Inbreeding in Mimulus guttatus lowers pollen production and pollen viability.  Pollinators also strongly discriminate against inbred plants.  In this species, pollen represents the primary reward to pollinators.  In a series of experiments using live and artificial plants, we addressed the following questions: 1) Does variation in pollen production and viability account for variation in visitation by bumblebees (Bombus impatiens)? and 2) Do bumblebees make foraging decisions based on differences in the olfactory cues produced by anthers and pollen of varying quality?

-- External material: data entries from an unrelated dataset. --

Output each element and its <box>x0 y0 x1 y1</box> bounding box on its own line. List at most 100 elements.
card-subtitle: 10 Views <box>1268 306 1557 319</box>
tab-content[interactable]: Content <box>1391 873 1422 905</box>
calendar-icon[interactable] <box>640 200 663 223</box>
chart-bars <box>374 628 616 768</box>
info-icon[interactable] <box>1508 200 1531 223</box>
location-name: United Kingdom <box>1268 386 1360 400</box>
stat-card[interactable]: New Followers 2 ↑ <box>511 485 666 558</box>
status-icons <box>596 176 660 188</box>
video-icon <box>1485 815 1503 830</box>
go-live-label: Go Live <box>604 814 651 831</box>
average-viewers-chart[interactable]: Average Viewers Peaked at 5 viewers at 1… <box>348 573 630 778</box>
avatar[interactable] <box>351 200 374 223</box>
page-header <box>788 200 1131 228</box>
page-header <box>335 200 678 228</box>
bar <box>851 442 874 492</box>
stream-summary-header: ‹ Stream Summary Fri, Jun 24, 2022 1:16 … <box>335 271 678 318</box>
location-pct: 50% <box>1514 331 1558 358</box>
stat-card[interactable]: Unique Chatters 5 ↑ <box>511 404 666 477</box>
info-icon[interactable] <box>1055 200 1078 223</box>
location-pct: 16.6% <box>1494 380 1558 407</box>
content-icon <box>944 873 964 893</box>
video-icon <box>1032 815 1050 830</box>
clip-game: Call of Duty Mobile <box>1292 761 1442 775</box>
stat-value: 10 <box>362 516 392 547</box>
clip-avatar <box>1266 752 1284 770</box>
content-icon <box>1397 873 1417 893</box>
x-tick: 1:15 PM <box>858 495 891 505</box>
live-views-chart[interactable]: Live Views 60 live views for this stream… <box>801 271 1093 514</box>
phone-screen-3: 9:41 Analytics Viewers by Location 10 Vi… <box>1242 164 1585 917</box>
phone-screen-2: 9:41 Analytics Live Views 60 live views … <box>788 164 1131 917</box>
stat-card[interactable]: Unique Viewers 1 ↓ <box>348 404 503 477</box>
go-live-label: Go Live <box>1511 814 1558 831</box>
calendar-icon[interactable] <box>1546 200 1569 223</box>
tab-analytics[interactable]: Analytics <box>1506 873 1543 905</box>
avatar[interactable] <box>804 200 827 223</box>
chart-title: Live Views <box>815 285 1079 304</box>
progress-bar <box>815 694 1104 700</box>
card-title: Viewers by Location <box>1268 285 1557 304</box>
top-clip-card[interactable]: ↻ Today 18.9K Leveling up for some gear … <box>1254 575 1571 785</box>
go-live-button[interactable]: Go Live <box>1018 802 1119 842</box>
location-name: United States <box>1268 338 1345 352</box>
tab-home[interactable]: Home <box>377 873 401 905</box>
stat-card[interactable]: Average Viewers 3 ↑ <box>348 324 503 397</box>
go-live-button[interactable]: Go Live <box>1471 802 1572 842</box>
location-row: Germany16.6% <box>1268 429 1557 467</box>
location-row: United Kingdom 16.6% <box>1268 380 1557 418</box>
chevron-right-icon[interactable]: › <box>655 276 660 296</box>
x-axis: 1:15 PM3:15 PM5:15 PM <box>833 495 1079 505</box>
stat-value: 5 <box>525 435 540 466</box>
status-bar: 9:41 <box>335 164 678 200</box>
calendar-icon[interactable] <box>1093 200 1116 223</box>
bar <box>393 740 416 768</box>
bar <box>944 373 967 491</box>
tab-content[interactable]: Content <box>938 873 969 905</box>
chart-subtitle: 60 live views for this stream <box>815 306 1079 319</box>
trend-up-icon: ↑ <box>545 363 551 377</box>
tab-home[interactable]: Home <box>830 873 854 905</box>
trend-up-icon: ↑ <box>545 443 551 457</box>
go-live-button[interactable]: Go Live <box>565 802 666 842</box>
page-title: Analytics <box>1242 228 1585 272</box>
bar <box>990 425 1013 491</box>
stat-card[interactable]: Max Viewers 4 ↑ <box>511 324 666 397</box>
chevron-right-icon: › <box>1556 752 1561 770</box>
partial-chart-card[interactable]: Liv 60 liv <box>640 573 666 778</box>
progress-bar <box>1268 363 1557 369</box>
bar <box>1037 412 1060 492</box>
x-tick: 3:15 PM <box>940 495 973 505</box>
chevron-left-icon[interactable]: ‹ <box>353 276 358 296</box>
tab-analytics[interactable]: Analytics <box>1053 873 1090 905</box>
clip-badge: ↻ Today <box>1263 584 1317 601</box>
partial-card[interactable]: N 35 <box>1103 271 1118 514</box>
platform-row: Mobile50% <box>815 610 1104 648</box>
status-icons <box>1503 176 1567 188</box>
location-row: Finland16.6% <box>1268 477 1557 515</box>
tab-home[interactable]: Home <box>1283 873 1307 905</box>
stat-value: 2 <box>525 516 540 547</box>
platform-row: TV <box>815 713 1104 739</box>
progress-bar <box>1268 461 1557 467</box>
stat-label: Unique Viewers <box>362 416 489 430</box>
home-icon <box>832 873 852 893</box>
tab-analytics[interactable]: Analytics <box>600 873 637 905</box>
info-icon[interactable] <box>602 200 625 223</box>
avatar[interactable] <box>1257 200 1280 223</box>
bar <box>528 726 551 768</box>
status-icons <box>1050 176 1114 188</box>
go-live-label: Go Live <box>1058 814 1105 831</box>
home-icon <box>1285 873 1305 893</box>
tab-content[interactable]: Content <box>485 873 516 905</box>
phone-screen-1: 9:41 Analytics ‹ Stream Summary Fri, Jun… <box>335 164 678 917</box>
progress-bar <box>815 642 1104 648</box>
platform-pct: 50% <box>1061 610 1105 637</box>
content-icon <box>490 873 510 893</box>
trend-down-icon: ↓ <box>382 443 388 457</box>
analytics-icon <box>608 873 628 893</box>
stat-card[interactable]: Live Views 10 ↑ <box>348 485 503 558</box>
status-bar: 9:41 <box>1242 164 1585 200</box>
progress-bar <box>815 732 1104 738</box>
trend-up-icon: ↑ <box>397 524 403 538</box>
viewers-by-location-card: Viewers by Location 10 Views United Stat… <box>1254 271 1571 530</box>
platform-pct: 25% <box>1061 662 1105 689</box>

Bumblebees from a commercial hive foraged freely on greenhouse populations of M. guttatus.  The plants were either fully outbred individuals or individuals derived from a single generation of self-fertilization.  The pollen viability of each plant was evaluated by staining with lactophenol blue, and pollen production was measured with an HIAC/Royco particle counter.  After several weeks of experience on live plants, bees were allowed to forage on artificial plants that had been provisioned with either fertile or sterile anthers.  Finally we measured bee foraging preference on artificial flowers provisioned only with olfactory cues from either fertile or sterile anthers.  Samples of fertile and sterile anthers were analyzed with a gas chromatograph to examine differences in volatile profiles.

Results/Conclusions

Using a multiple regression approach, we determined that pollen viability and total pollen production per flower explained a small but significant amount of variation in the number of visits by bumblebees to live M. guttatus after controlling for the effect of overall display size.  Experiments with artificial flowers suggested that bumblebees had the ability to respond to differences in anthers when isolated from variation in other potential floral cues.  Bumblebee visitation to artificial flowers that were provisioned with sterile anthers received 24% fewer visits than flowers provisioned with fertile anthers.  In olfactometer experiments, bumblebees were 2.7 times more likely to visit artificial flowers provisioned with the scent of fertile anthers than those provided with the scent of sterile anthers.  Gas chromatograms revealed a prominent peak (putatively nonadecane) in all samples of fertile anthers that was absent in all samples of sterile anthers.  This and possibly other differences in the volatile profiles of infertile anthers could serve as foraging cues for pollinators.  The results of these experiments suggest that B. impatiens prefers to forage on M. guttatus offering the highest quality pollen rewards and that foraging decisions can be guided in part by olfactory cues contained within the pollen or anthers.